1;# Magic true value required at end of module

To apply your filter:

...

my $filter = MyFilter->new();

$sbe->settings->filters( ( $filter ) );
$sbe->search();

See Bio::Grep::Filter::FilterI.

SECURITY

The use of Bio::Grep (in Web Services for example) should be quite secure. All test run in taint mode. We check the settings before we generate the string for the system() call. We use File::Temp for all temporary files.

INCOMPATIBILITIES

None reported.

BUGS AND LIMITATIONS

No bugs have been reported.

There is not yet a nice interface for searching for multiple queries. However, Vmatch and GUUGle support this feature. So you can generate a Fasta query file with Bio::SeqIO and then set $sbe->settings->query_file(). To find out, to which query a match belongs, you have to check $res->query.

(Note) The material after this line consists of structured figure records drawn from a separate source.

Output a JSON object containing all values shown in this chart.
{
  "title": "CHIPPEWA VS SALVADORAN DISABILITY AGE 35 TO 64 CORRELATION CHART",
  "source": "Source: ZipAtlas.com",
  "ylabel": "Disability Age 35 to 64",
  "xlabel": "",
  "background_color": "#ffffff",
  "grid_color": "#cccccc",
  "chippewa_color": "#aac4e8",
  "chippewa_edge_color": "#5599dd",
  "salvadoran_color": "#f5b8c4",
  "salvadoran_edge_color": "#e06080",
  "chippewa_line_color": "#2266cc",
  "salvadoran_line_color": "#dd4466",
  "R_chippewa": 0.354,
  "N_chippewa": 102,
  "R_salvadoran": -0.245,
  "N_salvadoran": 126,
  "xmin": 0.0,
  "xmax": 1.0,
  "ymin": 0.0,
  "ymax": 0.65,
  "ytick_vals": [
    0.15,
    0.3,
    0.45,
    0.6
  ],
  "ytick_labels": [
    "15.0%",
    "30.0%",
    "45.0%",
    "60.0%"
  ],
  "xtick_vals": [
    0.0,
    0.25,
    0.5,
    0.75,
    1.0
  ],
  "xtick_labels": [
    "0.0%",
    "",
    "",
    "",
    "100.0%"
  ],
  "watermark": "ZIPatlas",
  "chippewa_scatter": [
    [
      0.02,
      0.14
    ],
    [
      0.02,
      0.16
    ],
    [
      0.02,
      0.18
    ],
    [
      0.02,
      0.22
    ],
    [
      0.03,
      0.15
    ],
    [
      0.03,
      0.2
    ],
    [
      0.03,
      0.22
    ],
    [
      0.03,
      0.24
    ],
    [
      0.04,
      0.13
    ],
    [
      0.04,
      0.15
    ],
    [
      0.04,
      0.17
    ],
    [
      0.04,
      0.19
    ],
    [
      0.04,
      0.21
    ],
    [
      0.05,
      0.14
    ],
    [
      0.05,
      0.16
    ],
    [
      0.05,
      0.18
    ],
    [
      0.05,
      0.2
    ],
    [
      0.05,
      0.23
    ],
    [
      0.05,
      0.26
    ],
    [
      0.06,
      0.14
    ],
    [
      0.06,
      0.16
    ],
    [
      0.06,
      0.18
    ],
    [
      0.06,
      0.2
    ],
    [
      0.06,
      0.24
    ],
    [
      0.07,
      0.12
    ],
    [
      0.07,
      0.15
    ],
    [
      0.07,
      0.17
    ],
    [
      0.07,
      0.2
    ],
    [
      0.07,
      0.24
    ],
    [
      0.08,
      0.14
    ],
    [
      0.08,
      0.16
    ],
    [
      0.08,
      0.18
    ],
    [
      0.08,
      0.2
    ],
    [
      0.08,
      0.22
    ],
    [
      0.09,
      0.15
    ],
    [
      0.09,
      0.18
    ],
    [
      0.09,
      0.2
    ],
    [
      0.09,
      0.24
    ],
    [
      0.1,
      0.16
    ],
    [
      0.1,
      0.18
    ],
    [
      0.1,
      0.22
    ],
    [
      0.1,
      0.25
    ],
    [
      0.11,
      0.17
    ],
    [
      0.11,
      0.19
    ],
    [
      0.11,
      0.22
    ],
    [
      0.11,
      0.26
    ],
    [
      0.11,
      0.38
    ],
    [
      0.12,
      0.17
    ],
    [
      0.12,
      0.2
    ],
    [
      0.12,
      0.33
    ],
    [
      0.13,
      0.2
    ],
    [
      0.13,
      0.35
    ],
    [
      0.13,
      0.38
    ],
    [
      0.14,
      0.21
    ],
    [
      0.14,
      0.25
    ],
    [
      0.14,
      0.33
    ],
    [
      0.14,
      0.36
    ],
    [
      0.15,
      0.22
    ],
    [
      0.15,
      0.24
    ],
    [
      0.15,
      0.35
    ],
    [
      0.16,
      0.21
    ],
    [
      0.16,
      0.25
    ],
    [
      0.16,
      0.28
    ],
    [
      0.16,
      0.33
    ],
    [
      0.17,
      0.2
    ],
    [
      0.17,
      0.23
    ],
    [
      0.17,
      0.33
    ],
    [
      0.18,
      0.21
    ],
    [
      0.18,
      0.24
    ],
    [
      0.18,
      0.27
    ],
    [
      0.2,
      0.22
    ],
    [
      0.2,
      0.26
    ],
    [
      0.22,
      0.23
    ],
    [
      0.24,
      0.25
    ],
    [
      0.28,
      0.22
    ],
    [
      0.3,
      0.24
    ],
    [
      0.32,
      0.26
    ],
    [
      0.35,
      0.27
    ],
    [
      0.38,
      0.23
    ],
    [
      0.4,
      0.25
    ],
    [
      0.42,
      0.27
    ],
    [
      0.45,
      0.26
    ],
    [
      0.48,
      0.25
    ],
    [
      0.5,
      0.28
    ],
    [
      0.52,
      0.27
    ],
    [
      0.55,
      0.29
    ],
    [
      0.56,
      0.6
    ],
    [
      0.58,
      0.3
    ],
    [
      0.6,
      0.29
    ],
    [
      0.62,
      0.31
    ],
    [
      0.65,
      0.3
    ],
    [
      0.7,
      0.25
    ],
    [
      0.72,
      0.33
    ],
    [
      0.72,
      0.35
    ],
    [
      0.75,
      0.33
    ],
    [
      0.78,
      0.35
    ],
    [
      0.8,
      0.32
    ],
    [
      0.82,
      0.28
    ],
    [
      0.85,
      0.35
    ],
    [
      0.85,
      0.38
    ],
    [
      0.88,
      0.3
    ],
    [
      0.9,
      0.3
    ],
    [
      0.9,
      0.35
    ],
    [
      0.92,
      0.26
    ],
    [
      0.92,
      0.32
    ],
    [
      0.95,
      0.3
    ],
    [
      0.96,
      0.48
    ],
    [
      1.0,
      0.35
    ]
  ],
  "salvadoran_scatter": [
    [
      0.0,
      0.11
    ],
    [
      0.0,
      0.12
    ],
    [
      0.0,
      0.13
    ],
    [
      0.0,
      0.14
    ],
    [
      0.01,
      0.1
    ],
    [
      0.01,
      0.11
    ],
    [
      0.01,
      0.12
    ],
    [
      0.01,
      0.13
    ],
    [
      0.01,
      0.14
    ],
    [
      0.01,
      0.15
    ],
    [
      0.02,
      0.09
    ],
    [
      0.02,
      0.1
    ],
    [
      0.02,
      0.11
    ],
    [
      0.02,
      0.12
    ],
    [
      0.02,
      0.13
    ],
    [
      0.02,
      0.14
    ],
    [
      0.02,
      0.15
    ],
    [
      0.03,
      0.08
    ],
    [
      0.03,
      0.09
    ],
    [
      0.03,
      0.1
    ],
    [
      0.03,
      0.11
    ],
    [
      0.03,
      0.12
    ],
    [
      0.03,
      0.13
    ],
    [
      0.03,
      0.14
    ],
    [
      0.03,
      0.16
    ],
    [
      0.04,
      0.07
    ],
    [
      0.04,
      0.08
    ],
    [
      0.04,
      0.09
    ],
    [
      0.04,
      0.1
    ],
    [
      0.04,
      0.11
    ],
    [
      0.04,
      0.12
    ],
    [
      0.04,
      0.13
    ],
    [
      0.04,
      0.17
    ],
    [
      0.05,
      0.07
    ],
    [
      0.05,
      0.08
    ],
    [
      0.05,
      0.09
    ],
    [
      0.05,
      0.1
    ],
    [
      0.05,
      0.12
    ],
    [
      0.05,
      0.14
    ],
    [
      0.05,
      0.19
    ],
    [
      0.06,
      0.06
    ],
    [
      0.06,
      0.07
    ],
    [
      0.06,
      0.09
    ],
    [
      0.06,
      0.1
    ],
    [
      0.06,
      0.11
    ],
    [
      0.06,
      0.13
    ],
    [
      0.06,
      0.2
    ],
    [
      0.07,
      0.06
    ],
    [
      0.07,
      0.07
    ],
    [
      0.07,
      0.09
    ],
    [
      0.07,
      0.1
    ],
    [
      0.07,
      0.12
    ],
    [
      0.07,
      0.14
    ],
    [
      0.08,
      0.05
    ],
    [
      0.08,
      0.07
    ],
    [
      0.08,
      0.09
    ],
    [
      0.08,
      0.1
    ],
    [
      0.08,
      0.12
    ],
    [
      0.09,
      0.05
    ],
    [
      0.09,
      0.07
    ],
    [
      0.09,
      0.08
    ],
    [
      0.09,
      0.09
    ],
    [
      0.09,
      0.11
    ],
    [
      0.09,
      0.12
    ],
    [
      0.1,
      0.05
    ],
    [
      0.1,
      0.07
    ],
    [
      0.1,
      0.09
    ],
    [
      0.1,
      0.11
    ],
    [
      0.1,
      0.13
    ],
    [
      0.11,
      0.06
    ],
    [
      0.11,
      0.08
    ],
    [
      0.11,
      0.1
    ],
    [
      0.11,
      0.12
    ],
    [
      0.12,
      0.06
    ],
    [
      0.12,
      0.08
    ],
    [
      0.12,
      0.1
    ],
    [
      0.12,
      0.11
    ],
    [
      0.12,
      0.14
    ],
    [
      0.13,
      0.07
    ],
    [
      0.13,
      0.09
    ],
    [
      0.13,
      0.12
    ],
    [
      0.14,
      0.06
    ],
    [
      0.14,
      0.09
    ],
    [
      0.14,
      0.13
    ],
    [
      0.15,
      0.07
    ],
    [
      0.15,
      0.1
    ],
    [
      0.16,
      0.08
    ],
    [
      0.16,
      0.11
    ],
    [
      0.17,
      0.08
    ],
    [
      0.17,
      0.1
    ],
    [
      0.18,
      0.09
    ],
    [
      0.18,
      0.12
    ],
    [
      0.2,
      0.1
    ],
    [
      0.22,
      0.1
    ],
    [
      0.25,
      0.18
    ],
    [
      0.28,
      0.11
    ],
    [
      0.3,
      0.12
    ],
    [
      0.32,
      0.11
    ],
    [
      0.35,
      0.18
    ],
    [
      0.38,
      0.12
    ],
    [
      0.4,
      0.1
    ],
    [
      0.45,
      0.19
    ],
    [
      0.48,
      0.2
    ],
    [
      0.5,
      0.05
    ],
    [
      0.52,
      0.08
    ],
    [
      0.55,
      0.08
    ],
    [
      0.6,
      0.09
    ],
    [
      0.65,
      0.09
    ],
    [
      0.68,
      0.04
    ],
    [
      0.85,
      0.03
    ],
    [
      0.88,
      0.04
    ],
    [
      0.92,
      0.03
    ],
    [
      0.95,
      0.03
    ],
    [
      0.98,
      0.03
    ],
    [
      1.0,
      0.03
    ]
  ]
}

It is likely that $sbe->settings->query is renamed to queries().

Please report any bugs or feature requests to bug-bio-grep@rt.cpan.org, or through the web interface at http://rt.cpan.org.

SEE ALSO

Bio::Grep::Backends::BackendI Bio::Grep::Backends::Vmatch Bio::Grep::Backends::Agrep Bio::Grep::Backends::Hypa Bio::Grep::Backends::GUUGle

PUBLICATIONS

GUUGle: http://bioinformatics.oxfordjournals.org/cgi/content/full/22/6/762

HyPa: http://nar.oxfordjournals.org/cgi/content/full/29/1/196

AUTHOR

Markus Riester, <mriester@gmx.de>

LICENCE AND COPYRIGHT

Based on Weigel::Seach v0.13

Copyright (C) 2005-2006 by Max Planck Institute for Developmental Biology, Tuebingen.

This module is free software; you can redistribute it and/or modify it under the same terms as Perl itself.

DISCLAIMER OF WARRANTY

BECAUSE THIS SOFTWARE IS LICENSED FREE OF CHARGE, THERE IS NO WARRANTY FOR THE SOFTWARE, TO THE EXTENT PERMITTED BY APPLICABLE LAW. EXCEPT WHEN OTHERWISE STATED IN WRITING THE COPYRIGHT HOLDERS AND/OR OTHER PARTIES PROVIDE THE SOFTWARE "AS IS" WITHOUT WARRANTY OF ANY KIND, EITHER EXPRESSED OR IMPLIED, INCLUDING, BUT NOT LIMITED TO, THE IMPLIED WARRANTIES OF MERCHANTABILITY AND FITNESS FOR A PARTICULAR PURPOSE. THE ENTIRE RISK AS TO THE QUALITY AND PERFORMANCE OF THE SOFTWARE IS WITH YOU. SHOULD THE SOFTWARE PROVE DEFECTIVE, YOU ASSUME THE COST OF ALL NECESSARY SERVICING, REPAIR, OR CORRECTION.

IN NO EVENT UNLESS REQUIRED BY APPLICABLE LAW OR AGREED TO IN WRITING WILL ANY COPYRIGHT HOLDER, OR ANY OTHER PARTY WHO MAY MODIFY AND/OR REDISTRIBUTE THE SOFTWARE AS PERMITTED BY THE ABOVE LICENCE, BE LIABLE TO YOU FOR DAMAGES, INCLUDING ANY GENERAL, SPECIAL, INCIDENTAL, OR CONSEQUENTIAL DAMAGES ARISING OUT OF THE USE OR INABILITY TO USE THE SOFTWARE (INCLUDING BUT NOT LIMITED TO LOSS OF DATA OR DATA BEING RENDERED INACCURATE OR LOSSES SUSTAINED BY YOU OR THIRD PARTIES OR A FAILURE OF THE SOFTWARE TO OPERATE WITH ANY OTHER SOFTWARE), EVEN IF SUCH HOLDER OR OTHER PARTY HAS BEEN ADVISED OF THE POSSIBILITY OF SUCH DAMAGES.